马老孬被拽得双脚离地,脸憋得通红,挣扎着想要推开这个庞然大物,却像蚍蜉撼树般徒劳。
“哎呦喂!啧啧啧,这是在上演骨肉相残的戏码呀?”
病房门口,一道拖长尾音的调笑刺破剑拔弩张的气氛。
紧跟着就看到彭飞一身剪裁精良的西装,双手后背踱步而来,他的唇角勾起的弧度似笑非笑,而他身后的青年双手插兜,墨镜遮住半张脸,周身萦绕着与医院消毒水格格不入的肃杀气息,正是同样令我们一伙人头疼不已的狠茬刘恒。
“你他妈谁呀?滚出去!”
庞疯子攥着马老孬领口的手微微松开,浑浊的眼珠警惕地转动。
“嘶,你再说一遍试试!”
刘恒猛地向前横跨半步,即便鼻梁上的墨镜漆黑如深渊,却遮不住镜片后那道刺骨寒意。
“小问题。”
彭飞踱步上前,皮鞋踏在瓷砖上的声响格外清晰,他忽地停在病床前,骨节分明的手精准避开庞疯子渗血的绷带,掌心带着恰到好处的停到对方的脸前:“自我介绍一下啊,我姓彭,跟市政楼里的那位彭是同一个彭。”
他戏虐的目光在两人紧绷的脸上扫过,慢悠悠道:“这次来呢,也没别的事,就是单纯的想跟二位老前辈认识一下。”
话音未落,他已经俯身探向庞疯子,西装袖口滑落露出铂金腕表:“疯子哥,您的大名我这两天真的是如雷贯耳呐!绝对的猛将!超凡的人才!”
他压低声音,语气亲昵得像是多年老友:“咱俩有个共同点,都跟樊龙之间的仇恨,不死不休。”

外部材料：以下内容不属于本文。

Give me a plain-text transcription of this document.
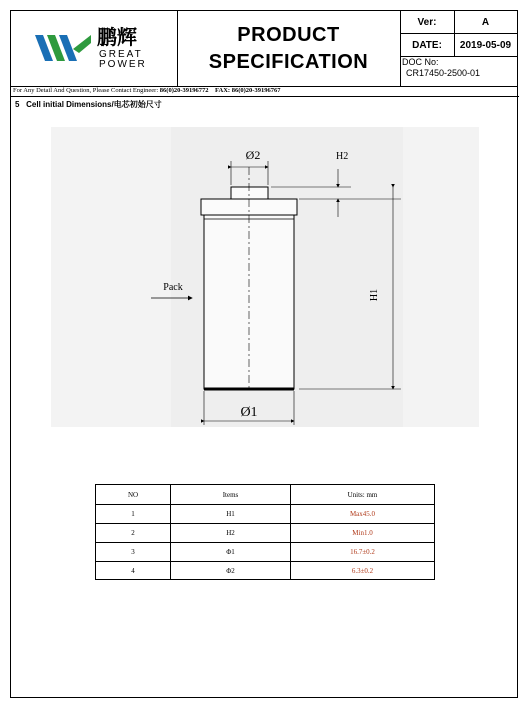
鹏辉
GREAT
POWER
PRODUCT
SPECIFICATION
Ver:	A
DATE:	2019-05-09
DOC No:
CR17450-2500-01
For Any Detail And Question, Please Contact Engineer: 86(0)20-39196772 FAX: 86(0)20-39196767
5 Cell initial Dimensions/电芯初始尺寸
Ø2	H2
H1
Ø1
Pack
NO	Items	Units: mm
1	H1	Max45.0
2	H2	Min1.0
3	Φ1	16.7±0.2
4	Φ2	6.3±0.2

“彭公子,您可能有什么误会了,我们跟樊龙没太大的仇恨,刚才我和我兄弟也只是开玩笑,绝对不存在什么骨肉相残的事儿,对吧疯子?”
一旁的马老孬皱起眉头,喉间发出不满的闷哼。
“我最烦说话时候被人打断!”
彭飞嘴角还噙着半抹笑意瞬间僵住,眉头拧成一团死结,侧脸斜睨着刘恒,眼底闪过一道冷芒。
而刘恒仿佛得到执行指令的杀戮机器,浑身肌肉骤然绷紧。
转身,抬手,轰拳,刘恒径直砸向马老孬的太阳穴,一套小连招使的行云流水。
马老孬连反应的机会都没有,甚至来不及发出一声闷哼,双眼便猛地翻白,便直挺挺向后倒去。
“哦?”
面对自己大哥被砸,庞疯子肥硕的身躯纹丝未动,三层堆叠的下巴随着呼吸轻轻起伏,他轻飘飘的瞟了眼马老孬瘫软在地的身体,浮肿的眼皮只微微颤动了两下,仿佛倒下的不过是路边的麻袋,嘴角突然扯出一道诡异的弧度,肥肉堆里挤出的笑意让绷带下的针脚都跟着扭曲:“兄弟好身手啊。”
“现在没人打扰了,疯子哥,咱们敞开心扉的聊聊?”
目睹这一幕的彭飞,眼中闪过一抹不易觉察的轻蔑,随即开口道。
“我他妈跟你个小鸡崽子有啥可聊的,看在你让我老大闭嘴的情分上,给你们条活路,麻溜滚蛋!”
庞疯子脸色一变,抬起蒲扇似的大手驱赶。
“给脸不要脸!”
他的话刚说出口,刘恒已经如同似出鞘的利刃,一脚踏在旁边的椅子上一跃而起,膝盖重重磕在庞疯子肥厚的肩胛上。
“呃”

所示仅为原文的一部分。